Upskilling in data analysis

Finding creative ways to use less data more effectively will require advertisers to grow their data analysis expertise.

“Whilst it will be more difficult for advertisers to target, personalise messages, optimise campaigns and measure their success using more traditional methods, there is an opportunity to identify patterns in user behaviour using predictive models to prove campaign success,” Dewar said.

“To do this, advertisers will need to leverage data analytics and machine-learning techniques, and of course, need a workforce with the skills to navigate this new environment,” he added.

Having data experts in place will also aid with cleansing existing and real-time data to prevent against bias, Suriya said.

“This is particularly valuable when using these insights to deliver personalised online marketing and advertising campaigns,” he added.

Proliferation of walled gardens

One further consequence of a shift back to contextual targeting could see the creation of more walled gardens, as the power is put in the hands of media owners with first-party relationships.

“With ‘Sign In with Apple’, publishers will lose their ability to data sync across the programmatic ecosystem,” Pavanetto said. “Consequently the value of their data will reside in their own system, resulting in more walled gardens.”

Suriya suggested media owners should look to capitalise on this opportunity.

“This step towards tighter privacy should not be seen as negative; instead it should encourage organisations to shift their focus to building their own data foundation,” Suriya said.

Emphasis back on quality creative

Additionally, as users become better educated on data-privacy issues and demand more control over how their data is used, the expectation of quality will rise.

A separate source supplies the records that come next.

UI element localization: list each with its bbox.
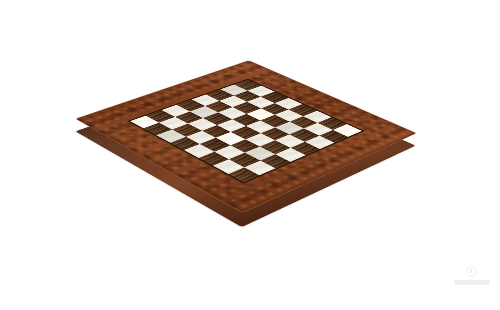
watermark-logo-icon (466, 266, 477, 277)
product-photo-canvas (0, 0, 500, 310)
chess-board (75, 60, 417, 213)
board-tilt-wrapper (0, 0, 500, 310)
watermark-text (454, 280, 490, 285)
brand-watermark (452, 264, 496, 298)
board-field (127, 79, 364, 184)
board-frame (75, 60, 417, 213)
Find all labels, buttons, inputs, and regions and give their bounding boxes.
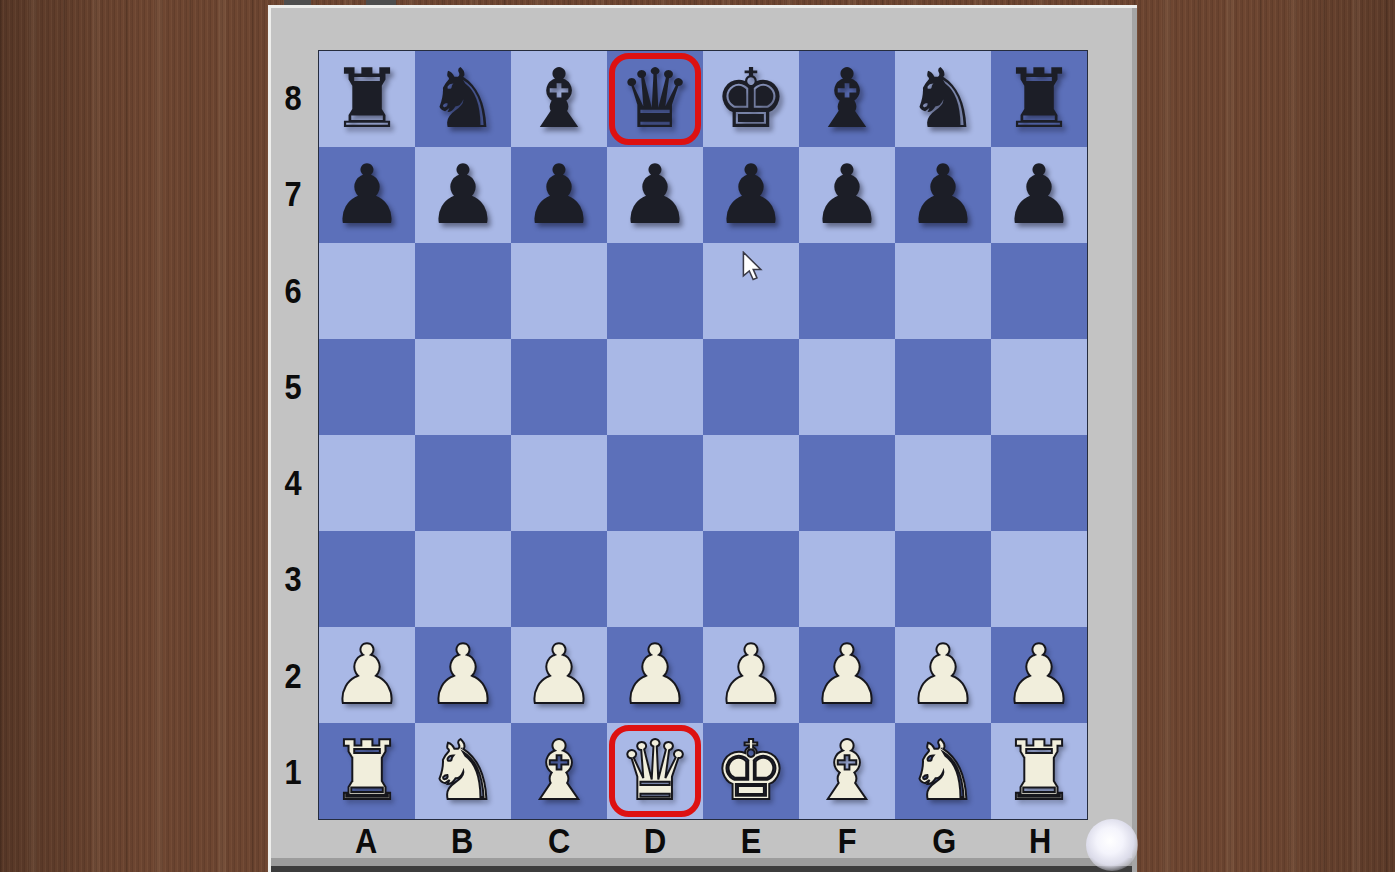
file-label-h: H [998,820,1083,862]
square-a4[interactable] [319,435,415,531]
square-a7[interactable]: ♟ [319,147,415,243]
piece-white-king[interactable]: ♚ [714,730,788,812]
square-e3[interactable] [703,531,799,627]
square-g4[interactable] [895,435,991,531]
square-h3[interactable] [991,531,1087,627]
square-e6[interactable] [703,243,799,339]
piece-black-knight[interactable]: ♞ [426,58,500,140]
square-g2[interactable]: ♟ [895,627,991,723]
file-label-g: G [901,820,986,862]
file-label-a: A [324,820,409,862]
piece-white-pawn[interactable]: ♟ [522,634,596,716]
square-b7[interactable]: ♟ [415,147,511,243]
square-g3[interactable] [895,531,991,627]
square-d6[interactable] [607,243,703,339]
square-a8[interactable]: ♜ [319,51,415,147]
square-c1[interactable]: ♝ [511,723,607,819]
file-label-e: E [709,820,794,862]
square-e1[interactable]: ♚ [703,723,799,819]
piece-black-pawn[interactable]: ♟ [714,154,788,236]
file-labels: ABCDEFGH [318,820,1088,862]
square-b4[interactable] [415,435,511,531]
piece-black-pawn[interactable]: ♟ [330,154,404,236]
square-d1[interactable]: ♛ [607,723,703,819]
square-f5[interactable] [799,339,895,435]
square-c5[interactable] [511,339,607,435]
square-d8[interactable]: ♛ [607,51,703,147]
square-h7[interactable]: ♟ [991,147,1087,243]
square-h4[interactable] [991,435,1087,531]
piece-black-pawn[interactable]: ♟ [810,154,884,236]
square-f1[interactable]: ♝ [799,723,895,819]
piece-white-pawn[interactable]: ♟ [810,634,884,716]
square-c4[interactable] [511,435,607,531]
piece-white-bishop[interactable]: ♝ [810,730,884,812]
glow-orb-icon [1086,819,1138,871]
square-g5[interactable] [895,339,991,435]
square-e8[interactable]: ♚ [703,51,799,147]
piece-white-pawn[interactable]: ♟ [618,634,692,716]
square-a1[interactable]: ♜ [319,723,415,819]
square-e4[interactable] [703,435,799,531]
piece-black-pawn[interactable]: ♟ [618,154,692,236]
square-e5[interactable] [703,339,799,435]
square-h1[interactable]: ♜ [991,723,1087,819]
square-f8[interactable]: ♝ [799,51,895,147]
rank-label-8: 8 [271,50,315,146]
square-h6[interactable] [991,243,1087,339]
piece-black-pawn[interactable]: ♟ [1002,154,1076,236]
square-g1[interactable]: ♞ [895,723,991,819]
square-d5[interactable] [607,339,703,435]
square-e2[interactable]: ♟ [703,627,799,723]
chess-board[interactable]: ♜♞♝♛♚♝♞♜♟♟♟♟♟♟♟♟♟♟♟♟♟♟♟♟♜♞♝♛♚♝♞♜ [318,50,1088,820]
piece-white-knight[interactable]: ♞ [906,730,980,812]
square-b1[interactable]: ♞ [415,723,511,819]
rank-label-4: 4 [271,435,315,531]
piece-white-pawn[interactable]: ♟ [906,634,980,716]
square-b8[interactable]: ♞ [415,51,511,147]
piece-white-pawn[interactable]: ♟ [714,634,788,716]
piece-white-bishop[interactable]: ♝ [522,730,596,812]
square-g6[interactable] [895,243,991,339]
file-label-d: D [613,820,698,862]
piece-black-rook[interactable]: ♜ [330,58,404,140]
square-e7[interactable]: ♟ [703,147,799,243]
square-d3[interactable] [607,531,703,627]
piece-white-pawn[interactable]: ♟ [426,634,500,716]
square-d2[interactable]: ♟ [607,627,703,723]
square-a2[interactable]: ♟ [319,627,415,723]
piece-black-king[interactable]: ♚ [714,58,788,140]
piece-black-pawn[interactable]: ♟ [906,154,980,236]
square-f3[interactable] [799,531,895,627]
piece-black-pawn[interactable]: ♟ [426,154,500,236]
square-a5[interactable] [319,339,415,435]
square-h2[interactable]: ♟ [991,627,1087,723]
rank-label-5: 5 [271,339,315,435]
square-a6[interactable] [319,243,415,339]
square-c8[interactable]: ♝ [511,51,607,147]
rank-label-3: 3 [271,531,315,627]
square-b3[interactable] [415,531,511,627]
rank-label-7: 7 [271,146,315,242]
app-background: { "game": "chess", "position": { "fen": … [0,0,1395,872]
square-b2[interactable]: ♟ [415,627,511,723]
piece-white-queen[interactable]: ♛ [618,730,692,812]
square-b6[interactable] [415,243,511,339]
piece-black-pawn[interactable]: ♟ [522,154,596,236]
square-c6[interactable] [511,243,607,339]
piece-black-queen[interactable]: ♛ [618,58,692,140]
square-c7[interactable]: ♟ [511,147,607,243]
square-d4[interactable] [607,435,703,531]
rank-label-1: 1 [271,724,315,820]
file-label-b: B [420,820,505,862]
square-f6[interactable] [799,243,895,339]
rank-label-2: 2 [271,628,315,724]
piece-white-rook[interactable]: ♜ [1002,730,1076,812]
file-label-c: C [516,820,601,862]
piece-black-knight[interactable]: ♞ [906,58,980,140]
square-h8[interactable]: ♜ [991,51,1087,147]
piece-white-pawn[interactable]: ♟ [1002,634,1076,716]
piece-white-knight[interactable]: ♞ [426,730,500,812]
square-h5[interactable] [991,339,1087,435]
square-g8[interactable]: ♞ [895,51,991,147]
piece-black-bishop[interactable]: ♝ [522,58,596,140]
square-f4[interactable] [799,435,895,531]
square-b5[interactable] [415,339,511,435]
square-c2[interactable]: ♟ [511,627,607,723]
piece-black-rook[interactable]: ♜ [1002,58,1076,140]
square-f7[interactable]: ♟ [799,147,895,243]
piece-black-bishop[interactable]: ♝ [810,58,884,140]
square-f2[interactable]: ♟ [799,627,895,723]
square-g7[interactable]: ♟ [895,147,991,243]
rank-labels: 87654321 [268,50,318,820]
piece-white-pawn[interactable]: ♟ [330,634,404,716]
file-label-f: F [805,820,890,862]
piece-white-rook[interactable]: ♜ [330,730,404,812]
rank-label-6: 6 [271,243,315,339]
square-c3[interactable] [511,531,607,627]
square-a3[interactable] [319,531,415,627]
square-d7[interactable]: ♟ [607,147,703,243]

“User experience is going to be a key driver in how the industry approaches ad placements on sites, where consumers who agree to exchange privacy for ad exposure are going to look for quality ads relevant to them,” said Dewar.

“I predict a rise of collaborations between publishers and agencies to make more meaningful ads that align with the content users are accessing.”

Pavanetto added that for too long advertisers have "gone down the warren hole of cookies and targeting" at the expense of strong creative, which has the biggest impact on advertising effectiveness.

“This will inevitably change as privacy becomes ever more important, and it is those companies that combine creativity with technology that will win,” he said.

Interestingly, this might mean advertisers looking beyond the social channels "which have gobbled up so much of the mobile ad pot in recent years, but where creativity and innovation in advertising are limited", he added.

As mobile grows, fallout increases

As the second biggest smartphone manufacturer globally, any tracking-related update Apple makes to its services has significant implications on the advertising industry.

While Apple’s iPhone sales fell 17% in the first three months of the year, it still captures 23% of the mobile market globally, second only to Samsung (31%), according to StatCounter’s May statistics.

“Apple still represents a significant market share on mobile, so it would be difficult to ignore them due to tracking limitations,” said Dewar.

This is especially true in Asia, where smartphone penetration is rapidly on the rise. Of the 710 million people expected to subscribe to mobile services for the first time over the next seven years, half will come from the Asia-Pacific region, according to the GSMA 2019 Mobile Economy report.

Furthermore, the bulk of digital advertising growth is predicted to come from ad impressions and clicks on mobile devices this year.

Globally, mobile ad sales are predicted to grow by 24% this year to account for 68% of total digital advertising, while desktop-based ad revenues will shrink by 3% due to declining usage and ad blocking, according to the latest Magna global advertising forecast.

In Asia-Pacific, mobile ad spend is predicted to grow by 26% in 2019, compared to 5% loss for desktop spend.